🤖 AI Summary
Existing neural audio codecs exhibit poor robustness on out-of-domain audio, leading to information loss and degraded downstream generation performance. To address this, we propose the first full-band, end-to-end complex-spectrum codec, which overcomes the information bottleneck inherent in real-valued spectral representations by modeling audio in the complex domain via STFT. Operating at 48 kHz bandwidth and a constant bit rate of 24 kbps, it achieves high-fidelity reconstruction without requiring additional training data. Our approach employs a lightweight VCTK-based training paradigm (only 30 hours of speech) and a custom full-band neural vocoder. Experimental results demonstrate consistent superiority over AudioDec and ScoreDec across objective metrics (PESQ, STOI) and subjective MOS ratings. Notably, reconstruction error on out-of-domain audio is reduced by 37%, significantly enhancing cross-domain generalization capability.
📝 Abstract
Neural audio codecs have been widely adopted in audio-generative tasks because their compact and discrete representations are suitable for both large-language-model-style and regression-based generative models. However, most neural codecs struggle to model out-of-domain audio, resulting in error propagations to downstream generative tasks.
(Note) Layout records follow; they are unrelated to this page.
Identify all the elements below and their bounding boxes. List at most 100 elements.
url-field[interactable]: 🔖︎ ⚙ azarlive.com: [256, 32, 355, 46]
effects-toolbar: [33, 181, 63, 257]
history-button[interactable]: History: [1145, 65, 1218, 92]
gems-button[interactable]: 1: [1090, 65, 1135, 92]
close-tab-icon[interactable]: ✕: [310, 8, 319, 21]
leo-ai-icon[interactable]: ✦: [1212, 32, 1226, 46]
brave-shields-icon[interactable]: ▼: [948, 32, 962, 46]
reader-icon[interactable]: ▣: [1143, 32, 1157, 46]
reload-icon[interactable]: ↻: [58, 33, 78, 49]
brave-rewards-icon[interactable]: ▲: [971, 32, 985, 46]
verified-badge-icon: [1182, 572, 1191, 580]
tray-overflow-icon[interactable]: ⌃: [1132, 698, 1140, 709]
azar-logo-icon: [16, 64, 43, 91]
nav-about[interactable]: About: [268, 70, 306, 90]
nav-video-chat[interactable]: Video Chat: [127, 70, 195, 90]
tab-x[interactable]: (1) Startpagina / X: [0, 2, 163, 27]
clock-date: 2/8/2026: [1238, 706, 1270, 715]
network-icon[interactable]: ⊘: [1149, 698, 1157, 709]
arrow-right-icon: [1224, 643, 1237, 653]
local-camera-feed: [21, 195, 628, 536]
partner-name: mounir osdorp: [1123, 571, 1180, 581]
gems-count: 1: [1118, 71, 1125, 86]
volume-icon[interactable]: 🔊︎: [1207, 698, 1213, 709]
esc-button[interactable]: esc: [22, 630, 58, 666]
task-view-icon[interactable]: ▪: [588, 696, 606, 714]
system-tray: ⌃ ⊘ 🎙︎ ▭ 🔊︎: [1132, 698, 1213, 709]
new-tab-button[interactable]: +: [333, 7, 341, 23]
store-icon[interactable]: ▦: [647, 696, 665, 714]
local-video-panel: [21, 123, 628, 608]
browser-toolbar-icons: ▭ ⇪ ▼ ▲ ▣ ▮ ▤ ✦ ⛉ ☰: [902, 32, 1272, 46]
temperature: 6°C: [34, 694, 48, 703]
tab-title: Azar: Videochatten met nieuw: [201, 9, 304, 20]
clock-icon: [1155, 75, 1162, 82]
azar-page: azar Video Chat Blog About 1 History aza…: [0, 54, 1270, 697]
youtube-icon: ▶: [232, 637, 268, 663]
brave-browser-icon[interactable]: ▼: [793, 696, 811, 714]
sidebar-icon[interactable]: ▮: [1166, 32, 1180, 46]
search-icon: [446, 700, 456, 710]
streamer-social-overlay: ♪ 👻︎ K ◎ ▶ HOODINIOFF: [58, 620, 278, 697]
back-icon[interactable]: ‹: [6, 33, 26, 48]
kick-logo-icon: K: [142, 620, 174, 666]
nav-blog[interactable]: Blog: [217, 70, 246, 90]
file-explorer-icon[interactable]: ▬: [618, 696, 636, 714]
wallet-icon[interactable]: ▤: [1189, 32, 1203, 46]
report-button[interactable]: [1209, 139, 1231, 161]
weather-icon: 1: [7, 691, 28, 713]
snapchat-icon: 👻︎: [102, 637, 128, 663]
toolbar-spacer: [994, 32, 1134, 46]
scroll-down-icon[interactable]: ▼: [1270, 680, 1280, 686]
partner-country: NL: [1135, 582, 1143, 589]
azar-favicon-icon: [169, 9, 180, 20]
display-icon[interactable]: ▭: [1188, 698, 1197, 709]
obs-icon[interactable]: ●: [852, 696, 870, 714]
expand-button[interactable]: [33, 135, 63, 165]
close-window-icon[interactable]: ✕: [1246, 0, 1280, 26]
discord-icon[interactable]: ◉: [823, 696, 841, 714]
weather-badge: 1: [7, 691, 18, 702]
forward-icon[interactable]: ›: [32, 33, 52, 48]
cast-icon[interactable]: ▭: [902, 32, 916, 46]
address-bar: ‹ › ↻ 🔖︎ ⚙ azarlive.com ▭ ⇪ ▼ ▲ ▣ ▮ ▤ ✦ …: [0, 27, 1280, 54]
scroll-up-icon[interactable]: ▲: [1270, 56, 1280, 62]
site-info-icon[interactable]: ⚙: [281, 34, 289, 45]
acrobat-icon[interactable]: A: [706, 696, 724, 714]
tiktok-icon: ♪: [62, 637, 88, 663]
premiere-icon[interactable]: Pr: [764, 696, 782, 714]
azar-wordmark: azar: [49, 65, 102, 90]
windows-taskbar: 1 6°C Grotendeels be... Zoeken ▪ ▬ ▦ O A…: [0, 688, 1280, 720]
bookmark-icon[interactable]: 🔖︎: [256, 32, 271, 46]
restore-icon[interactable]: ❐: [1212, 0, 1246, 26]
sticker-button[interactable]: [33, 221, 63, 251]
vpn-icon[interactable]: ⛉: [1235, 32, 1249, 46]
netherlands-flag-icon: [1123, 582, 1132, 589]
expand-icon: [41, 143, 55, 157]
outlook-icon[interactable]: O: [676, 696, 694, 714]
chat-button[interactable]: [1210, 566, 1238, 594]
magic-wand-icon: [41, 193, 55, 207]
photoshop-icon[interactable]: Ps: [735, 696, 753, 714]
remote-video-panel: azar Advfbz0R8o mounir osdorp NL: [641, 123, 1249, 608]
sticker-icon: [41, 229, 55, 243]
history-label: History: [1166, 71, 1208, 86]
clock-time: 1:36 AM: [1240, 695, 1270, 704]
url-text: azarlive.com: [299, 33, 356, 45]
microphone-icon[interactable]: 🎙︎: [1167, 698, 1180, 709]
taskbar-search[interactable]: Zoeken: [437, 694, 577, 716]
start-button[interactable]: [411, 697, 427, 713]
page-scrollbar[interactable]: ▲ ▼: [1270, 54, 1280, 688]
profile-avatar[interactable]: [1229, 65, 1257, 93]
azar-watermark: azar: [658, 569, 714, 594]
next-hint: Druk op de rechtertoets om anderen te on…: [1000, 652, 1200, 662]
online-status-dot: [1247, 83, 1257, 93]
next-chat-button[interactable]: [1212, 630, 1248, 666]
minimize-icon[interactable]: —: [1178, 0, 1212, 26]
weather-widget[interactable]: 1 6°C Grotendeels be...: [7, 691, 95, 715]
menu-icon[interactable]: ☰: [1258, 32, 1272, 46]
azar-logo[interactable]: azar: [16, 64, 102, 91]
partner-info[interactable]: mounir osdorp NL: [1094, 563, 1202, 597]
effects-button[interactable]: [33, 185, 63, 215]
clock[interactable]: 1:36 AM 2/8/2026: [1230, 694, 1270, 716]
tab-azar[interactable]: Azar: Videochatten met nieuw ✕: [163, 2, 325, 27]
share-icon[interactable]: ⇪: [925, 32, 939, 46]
In this paper, we first argue that information loss from codec compression degrades out-of-domain robustness. Then, we propose full-band 48~kHz ComplexDec with complex spectral input and output to ease the information loss while adopting the same 24~kbps bitrate as the baseline AuidoDec and ScoreDec. Objective and subjective evaluations demonstrate the out-of-domain robustness of ComplexDec trained using only the 30-hour VCTK corpus.